How to get the most out of this course?

Think for yourself and don’t think in prompts you feed to a large language model. Im serious: Do yourself the favor of not using any of the large language models early in your studies (I'd say 4-5 semester). You may be thinking: oh great another hater of AI. That is not the case. I hate to break it to you but you are at a stage of your career and knowledge that you are not yet even capable of understanding the sometimes sublte mistakes a LLM will generate. Not just that, you won't ever get a grip on understanding the thought structures that are needed to creatively think. Believe it or not but most innovations by scientists rely on the very foundations taught in the first introductionary lectures. You need to understand that at a university, and specifically in a undergraduate course like chemistry or physics, it is maybe 40% formal knowledge, 20% manual skills, and 40% structuring your thought process. We. teach. you. how. to. think. If you go everywhere with a car you might not forget to walk but to be excellent scientists you need to be able to run a marathon. Yes, doing all of this "the old fashioned way" is less convenient and defenetly more annoying but it will teach you so much more. They will anyway not help you as the graded tests are on paper and all analogue. We will do things slightly different from other courses as an experiment.

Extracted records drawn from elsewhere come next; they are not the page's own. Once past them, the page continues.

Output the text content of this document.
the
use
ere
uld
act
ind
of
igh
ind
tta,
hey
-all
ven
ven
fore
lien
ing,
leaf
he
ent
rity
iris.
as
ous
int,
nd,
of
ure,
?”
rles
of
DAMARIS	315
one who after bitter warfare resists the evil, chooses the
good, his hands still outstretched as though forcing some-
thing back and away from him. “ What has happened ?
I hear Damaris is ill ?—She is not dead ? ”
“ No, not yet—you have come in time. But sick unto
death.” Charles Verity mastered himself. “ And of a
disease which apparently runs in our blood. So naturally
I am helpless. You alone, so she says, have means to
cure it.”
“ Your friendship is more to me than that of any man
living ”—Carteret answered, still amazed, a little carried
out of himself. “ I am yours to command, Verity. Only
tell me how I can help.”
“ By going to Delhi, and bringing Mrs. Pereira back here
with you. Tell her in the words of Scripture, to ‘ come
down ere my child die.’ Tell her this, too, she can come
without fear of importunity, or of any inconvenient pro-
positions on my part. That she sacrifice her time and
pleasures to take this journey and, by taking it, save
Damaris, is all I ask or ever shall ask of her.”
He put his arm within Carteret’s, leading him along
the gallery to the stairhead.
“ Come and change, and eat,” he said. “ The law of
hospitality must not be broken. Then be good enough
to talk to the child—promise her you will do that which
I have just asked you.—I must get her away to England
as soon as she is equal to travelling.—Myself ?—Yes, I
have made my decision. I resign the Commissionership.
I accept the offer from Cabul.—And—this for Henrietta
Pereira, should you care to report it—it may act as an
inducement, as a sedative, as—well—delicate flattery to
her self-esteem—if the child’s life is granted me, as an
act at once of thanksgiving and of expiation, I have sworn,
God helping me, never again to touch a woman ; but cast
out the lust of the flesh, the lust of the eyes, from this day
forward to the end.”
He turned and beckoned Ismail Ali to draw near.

Thinking in Data Structures

Everything in the universe is an object. Every object is part of a class and very often the specific instance of an object is what we actually care about. Ok this is a lot of words and might sound like a introduction aty philosophy class so let me turn this into a chemistry class. You should have heard of elements. Likely some of your friends or family will have gifted you a periodic table and in the inorganic chemistry lecture hall there is a 10m long one. So what properties do elements have? They all have a name e.g. Nitrogen and an average atomic mass e.g. 55.8u. Now to build up molecules and condensed matter structures we would assemble specific instances of atoms which are elements. Is an element and atom? Yes and no. A atom is a specific thing that exists in the universe whilst an element is a concept. This data structure is called an object and in the programming language that we want to learn (python) the syntax i.e. the way how we tell our programming language what we want is this:

class Element:
	pass

This code in it self does very little and is mostly concerned with the syntax which tells “python” what we want. So let’s dissect these two lines of code. We start with the word class which is pythons way of saying “here I define an object” we then write Element because we name this object ”Element“. Please note that virtually all programming languages are case sensitive i.e. it makes a difference if you Wirte Element, element, eLeMeNt or eleMent. What follows then is a color which tells python that you are done naming your class. The next line of code has an indentation. Indentations tell python that the code that follows belongs to what has been named above. The word pass in the following line is essentially telling python to pass this section of the code without doing anything. We can now create an instance of our element. Let’s say we want to create iron. To do so we need to create an instance of element by creating a variable.

a = Element()

The variable a is now an instance of Element. Why variable? Well, we can change a and that makes a "variable". Let’s give our (arguably very abstract variable) a name and a mass. Name and Mass are attributes of an element and the notation is variableName.attribute. We can for now treat attributes like variables. Let's do this for helium

"""<--this is how you start a multiline comment
Helium:
 ┌────────────────┐
 │ 2       4.0026 │
 │      He        │
 │     Helium     │
 └────────────────┘
this is how you end it -->"""
a.name =Helium#setting the name btw a # starts a single line comment
a.mass = 4.0026 #setting the mass

We just now had to put the letters that make up the word Helium into parentheses because if we simply write a word like Helium without putting it in parentheses like “Helium” would lead python to the expectation that there is a Variable called Iron. Numbers are simply written as such and if we want to make a comment we write a hashtag and everything in that line after the hashtag is ignored. Note how the equal sign sets the thing on the left to the thing of the right. With this we also have two very simple data types introduced. aa.name is a so called string i.e. a chained or stringed together list of characters. The other data type is called a float i.e. a number with a floating point (German: Fliesskomma). We could have also used the engineering notation

a.mass = 400e-2 #setting the mass

which is equivalent of saying $$400*10^{-2}=4.00$$

If we would like to retrieve the information we stored in a.name we simply write:

print(a.name) #this should return ”Helium”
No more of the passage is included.